В таком случае дон Франко, потирая руки, говорил, что это похоже на маленький парламент, вставал за прилавок, с хитрой улыбкой расправлял пальцами свою бородищу, точно собираясь кого-то съесть на завтрак, и временами, приподымаясь на цыпочки, ронял вполголоса перед публикой недоговоренные слова, и было ясно, что он знает больше других, так что дон Джаммарья не мог этого вынести, портил себе печень и старался огорошить его латинскими словами. А дон Сильвестро только потешался, глядя, как люди портили себе кровь, переливая из пустого в порожнее и не зарабатывая на этом ни одного чентезима; он-то, по крайней мере, не такой сумасшедший, как они, и поэтому, как говорили на селе, он владел лучшими виноградниками в Трецце, — куда пришел без сапог, — прибавлял Пьедипапера. Он науськивал их друг на друга и смеялся до упаду, издавая звуки «a! а! а! а!», похожие на куриное клохтанье.
— Вот дон Сильвестро несет яйца, — заметил сын Совы.
— Дон Сильвестро кладет золотые яйца там, в муниципалитете, — отозвался Пьедипапера.

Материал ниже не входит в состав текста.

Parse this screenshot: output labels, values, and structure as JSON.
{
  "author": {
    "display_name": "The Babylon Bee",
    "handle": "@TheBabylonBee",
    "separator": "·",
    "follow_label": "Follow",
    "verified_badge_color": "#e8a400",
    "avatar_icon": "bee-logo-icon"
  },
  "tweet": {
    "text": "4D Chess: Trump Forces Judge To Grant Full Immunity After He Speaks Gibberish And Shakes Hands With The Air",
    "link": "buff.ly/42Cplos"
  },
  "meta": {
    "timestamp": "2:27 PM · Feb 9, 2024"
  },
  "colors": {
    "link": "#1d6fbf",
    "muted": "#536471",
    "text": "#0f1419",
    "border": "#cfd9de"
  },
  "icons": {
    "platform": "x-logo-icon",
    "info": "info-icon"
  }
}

— Гм! — солидно произнес хозяин Фортунато, — чепуха! Кума Цуппида не захотела ему отдать дочери.
— Вы хотите сказать, что мастер Кола Цуппидо предпочитает яйца от своих кур? — заметил хозяин ’Нтони.
И хозяин Чиполла сделал утвердительный знак головой.
— Всяк сверчок знай свой шесток, [19] — прибавил хозяин ’Нтони. Но Пьедипапера возразил, что, если бы дон Сильвестро удовольствовался своим шестком, у него в руках было бы сейчас не перо, а мотыка.
— А кому-то вы отдадите вашу внучку Мену? — сказал под конец хозяин Чиполла, обращаясь к хозяину ’Нтони.
— «Каждый думает о своем ремесле, а волк — об овце».
Хозяин Чиполла в знак согласия продолжал кивать головой, тем более, что он и хозяин ’Нтони как-то уже перемолвились насчет того, чтобы поженить Мену с его сыном Брази, а если торговля лупинами пойдет хорошо, у Мены будет приданое наличными, и дело можно будет быстро покончить.
— «Девушку узнают по воспитанию, а паклю — пo трепанию», — сказал в заключение хозяин Малаволья, и хозяин Чиполла подтвердил, что в округе все это знают, что Длинная сумела воспитать дочь, и каждый, проходя в этот час по уличке и слыша стук станка Святой Агаты, говорил, что кума Маруцца понапрасну не тратила масло в лампе.
Вернувшись домой, Длинная зажгла свет и вышла на галлерейку с мотовилом, чтобы на целую неделю наготовить себе цевок для пряжи.